The Healthy Indiana Plan has added more than 200,000 additional members since February, and state leaders expect it to add about 180,000 more by the end of 2016. Some of those customers, however, were previously buying coverage on the Obamacare exchanges.
As enrollment in those publicly subsidized programs slows down, the benefit to Community and other hospitals is decelerating. Indianapolis-based Indiana University Health, which operates 19 hospitals around the state, and Tennessee-based Community Health Systems Inc., which has nine hospitals in Indiana, each reported weaker patient volumes for the third quarter.
Against their strong 2014 results, hospital chains have a tougher comparison this year to demonstrate higher volumes as well as upside from the Affordable Care Act, which is beginning to moderate, said A.J. Rice, an analyst at UBS, in a report by Modern Healthcare magazine. Moreover, the third quarter is typically the weakest of the year, he added.
“For our part, we think we're setting up like we do in many years for the group to bottom out,” Rice told investors last month.
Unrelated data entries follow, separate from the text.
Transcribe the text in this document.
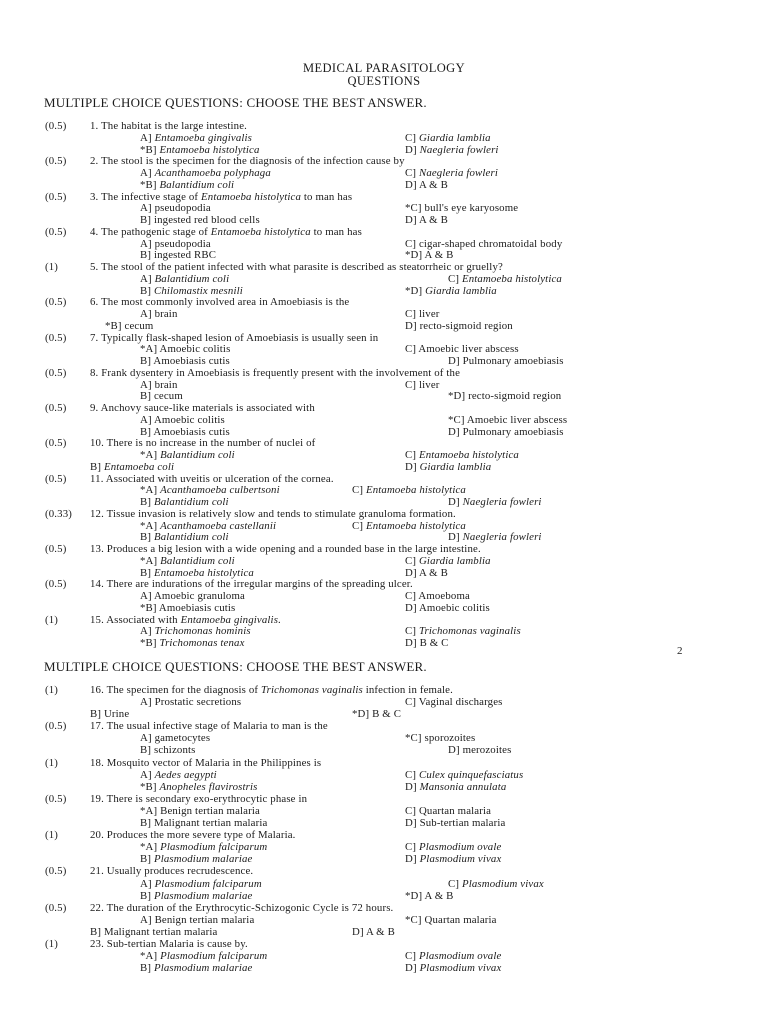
MEDICAL PARASITOLOGY
QUESTIONS
MULTIPLE CHOICE QUESTIONS: CHOOSE THE BEST ANSWER.
(0.5) 1. The habitat is the large intestine.
A] Entamoeba gingivalis	C] Giardia lamblia
*B] Entamoeba histolytica	D] Naegleria fowleri
(0.5) 2. The stool is the specimen for the diagnosis of the infection cause by
A] Acanthamoeba polyphaga	C] Naegleria fowleri
*B] Balantidium coli	D] A & B
(0.5) 3. The infective stage of Entamoeba histolytica to man has
A] pseudopodia	*C] bull's eye karyosome
B] ingested red blood cells	D] A & B
(0.5) 4. The pathogenic stage of Entamoeba histolytica to man has
A] pseudopodia	C] cigar-shaped chromatoidal body
B] ingested RBC	*D] A & B
(1)	5. The stool of the patient infected with what parasite is described as steatorrheic or gruelly?
A] Balantidium coli	C] Entamoeba histolytica
B] Chilomastix mesnili	*D] Giardia lamblia
(0.5) 6. The most commonly involved area in Amoebiasis is the
A] brain	C] liver
*B] cecum	D] recto-sigmoid region
(0.5) 7. Typically flask-shaped lesion of Amoebiasis is usually seen in
*A] Amoebic colitis	C] Amoebic liver abscess
B] Amoebiasis cutis	D] Pulmonary amoebiasis
(0.5) 8. Frank dysentery in Amoebiasis is frequently present with the involvement of the
A] brain	C] liver
B] cecum	*D] recto-sigmoid region
(0.5) 9. Anchovy sauce-like materials is associated with
A] Amoebic colitis	*C] Amoebic liver abscess
B] Amoebiasis cutis	D] Pulmonary amoebiasis
(0.5) 10. There is no increase in the number of nuclei of
*A] Balantidium coli	C] Entamoeba histolytica
B] Entamoeba coli	D] Giardia lamblia
(0.5) 11. Associated with uveitis or ulceration of the cornea.
*A] Acanthamoeba culbertsoni	C] Entamoeba histolytica
B] Balantidium coli	D] Naegleria fowleri
(0.33) 12. Tissue invasion is relatively slow and tends to stimulate granuloma formation.
*A] Acanthamoeba castellanii	C] Entamoeba histolytica
B] Balantidium coli	D] Naegleria fowleri
(0.5) 13. Produces a big lesion with a wide opening and a rounded base in the large intestine.
*A] Balantidium coli	C] Giardia lamblia
B] Entamoeba histolytica	D] A & B
(0.5) 14. There are indurations of the irregular margins of the spreading ulcer.
A] Amoebic granuloma	C] Amoeboma
*B] Amoebiasis cutis	D] Amoebic colitis
(1)	15. Associated with Entamoeba gingivalis.
A] Trichomonas hominis	C] Trichomonas vaginalis
*B] Trichomonas tenax	D] B & C
2
MULTIPLE CHOICE QUESTIONS: CHOOSE THE BEST ANSWER.
(1)	16. The specimen for the diagnosis of Trichomonas vaginalis infection in female.
A] Prostatic secretions	C] Vaginal discharges
B] Urine	*D] B & C
(0.5) 17. The usual infective stage of Malaria to man is the
A] gametocytes	*C] sporozoites
B] schizonts	D] merozoites
(1)	18. Mosquito vector of Malaria in the Philippines is
A] Aedes aegypti	C] Culex quinquefasciatus
*B] Anopheles flavirostris	D] Mansonia annulata
(0.5) 19. There is secondary exo-erythrocytic phase in
*A] Benign tertian malaria	C] Quartan malaria
B] Malignant tertian malaria	D] Sub-tertian malaria
(1)	20. Produces the more severe type of Malaria.
*A] Plasmodium falciparum	C] Plasmodium ovale
B] Plasmodium malariae	D] Plasmodium vivax
(0.5) 21. Usually produces recrudescence.
A] Plasmodium falciparum	C] Plasmodium vivax
B] Plasmodium malariae	*D] A & B
(0.5) 22. The duration of the Erythrocytic-Schizogonic Cycle is 72 hours.
A] Benign tertian malaria	*C] Quartan malaria
B] Malignant tertian malaria	D] A & B
(1)	23. Sub-tertian Malaria is cause by.
*A] Plasmodium falciparum	C] Plasmodium ovale
B] Plasmodium malariae	D] Plasmodium vivax
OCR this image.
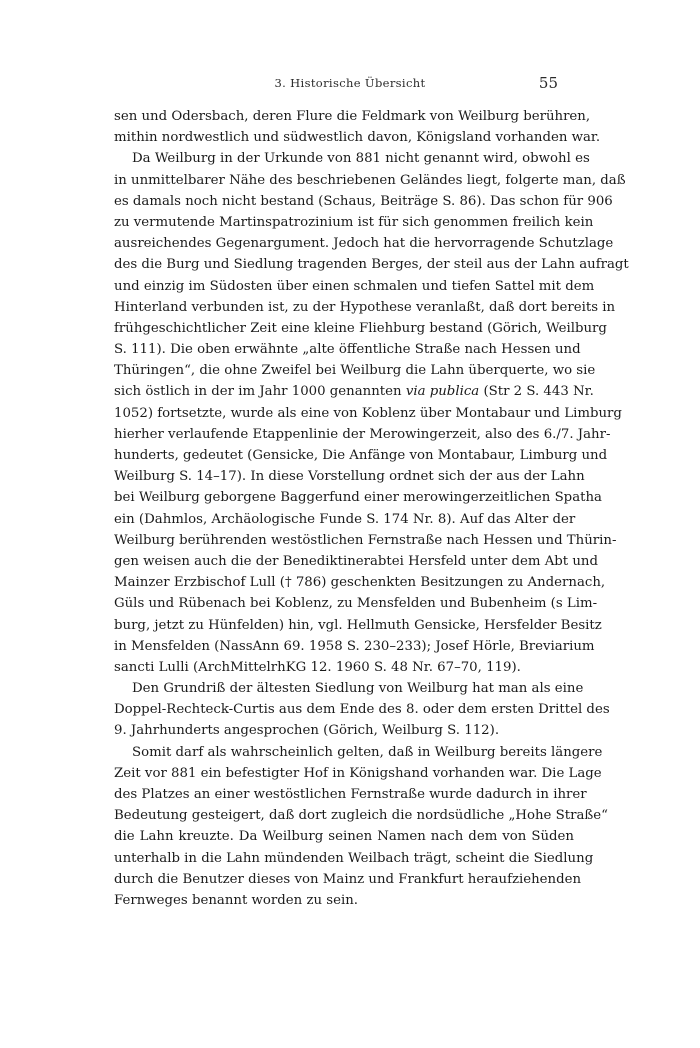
3. Historische Übersicht	55
sen und Odersbach, deren Flure die Feldmark von Weilburg berühren,
mithin nordwestlich und südwestlich davon, Königsland vorhanden war.
Da Weilburg in der Urkunde von 881 nicht genannt wird, obwohl es
in unmittelbarer Nähe des beschriebenen Geländes liegt, folgerte man, daß
es damals noch nicht bestand (Schaus, Beiträge S. 86). Das schon für 906
zu vermutende Martinspatrozinium ist für sich genommen freilich kein
ausreichendes Gegenargument. Jedoch hat die hervorragende Schutzlage
des die Burg und Siedlung tragenden Berges, der steil aus der Lahn aufragt
und einzig im Südosten über einen schmalen und tiefen Sattel mit dem
Hinterland verbunden ist, zu der Hypothese veranlaßt, daß dort bereits in
frühgeschichtlicher Zeit eine kleine Fliehburg bestand (Görich, Weilburg
S. 111). Die oben erwähnte „alte öffentliche Straße nach Hessen und
Thüringen“, die ohne Zweifel bei Weilburg die Lahn überquerte, wo sie
sich östlich in der im Jahr 1000 genannten via publica (Str 2 S. 443 Nr.
1052) fortsetzte, wurde als eine von Koblenz über Montabaur und Limburg
hierher verlaufende Etappenlinie der Merowingerzeit, also des 6./7. Jahr-
hunderts, gedeutet (Gensicke, Die Anfänge von Montabaur, Limburg und
Weilburg S. 14–17). In diese Vorstellung ordnet sich der aus der Lahn
bei Weilburg geborgene Baggerfund einer merowingerzeitlichen Spatha
ein (Dahmlos, Archäologische Funde S. 174 Nr. 8). Auf das Alter der
Weilburg berührenden westöstlichen Fernstraße nach Hessen und Thürin-
gen weisen auch die der Benediktinerabtei Hersfeld unter dem Abt und
Mainzer Erzbischof Lull († 786) geschenkten Besitzungen zu Andernach,
Güls und Rübenach bei Koblenz, zu Mensfelden und Bubenheim (s Lim-
burg, jetzt zu Hünfelden) hin, vgl. Hellmuth Gensicke, Hersfelder Besitz
in Mensfelden (NassAnn 69. 1958 S. 230–233); Josef Hörle, Breviarium
sancti Lulli (ArchMittelrhKG 12. 1960 S. 48 Nr. 67–70, 119).
Den Grundriß der ältesten Siedlung von Weilburg hat man als eine
Doppel-Rechteck-Curtis aus dem Ende des 8. oder dem ersten Drittel des
9. Jahrhunderts angesprochen (Görich, Weilburg S. 112).
Somit darf als wahrscheinlich gelten, daß in Weilburg bereits längere
Zeit vor 881 ein befestigter Hof in Königshand vorhanden war. Die Lage
des Platzes an einer westöstlichen Fernstraße wurde dadurch in ihrer
Bedeutung gesteigert, daß dort zugleich die nordsüdliche „Hohe Straße“
die Lahn kreuzte. Da Weilburg seinen Namen nach dem von Süden
unterhalb in die Lahn mündenden Weilbach trägt, scheint die Siedlung
durch die Benutzer dieses von Mainz und Frankfurt heraufziehenden
Fernweges benannt worden zu sein.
He expects hospitals’ performance to “gradually rally post-earnings for the six months into the spring of 2016.”
Community Health Network’s profits from its operations totaled 8.6 percent of operating revenue at the end of September, compared with 9.3 percent at each of the first two quarters this year.
Its inpatient visits and surgeries are up 2.3 percent during the first nine months of the year, but they were up 4.3 percent at the end of June and 8.4 percent at the end of March.
Likewise, emergency room visits are up 7.7 percent at the end of September, but they were up 9 percent at the end of June and 13.3 percent at the end of March. And physician relative value units, a measure of productivity, were up 8.3 percent at the end of September, compared with increases of 13 percent at the end of June and 21.1 percent at the end of March.
At Indiana University Health, inpatient hospitalizations have slowed to a halt, growing by just 19 visits in the third quarter, compared with the same period a year ago. That’s out of nearly 98,000 hospital visits statewide in the quarter.
In the second quarter, hospitalizations rose 2 percent and in the first quarter they surged 5.4 percent.
IU Health’s revenue grew a healthy 6 percent in the third quarter to nearly $1.6 billion, as IU Health saw more patient visits to physicians and for outpatient surgeries, more members in the insurance plans it operates, and lower amounts of unpaid patient bills.
But IU Health’s third-quarter profit from operations, when adjusted for differences between the two quarters, was flat. It actually declined by $861,000, or 0.5 percent, to $174.7 million.
IU Health’s adjusted profit from operations also fell 3 percent in the second quarter, after rising 32.5 percent in the first quarter.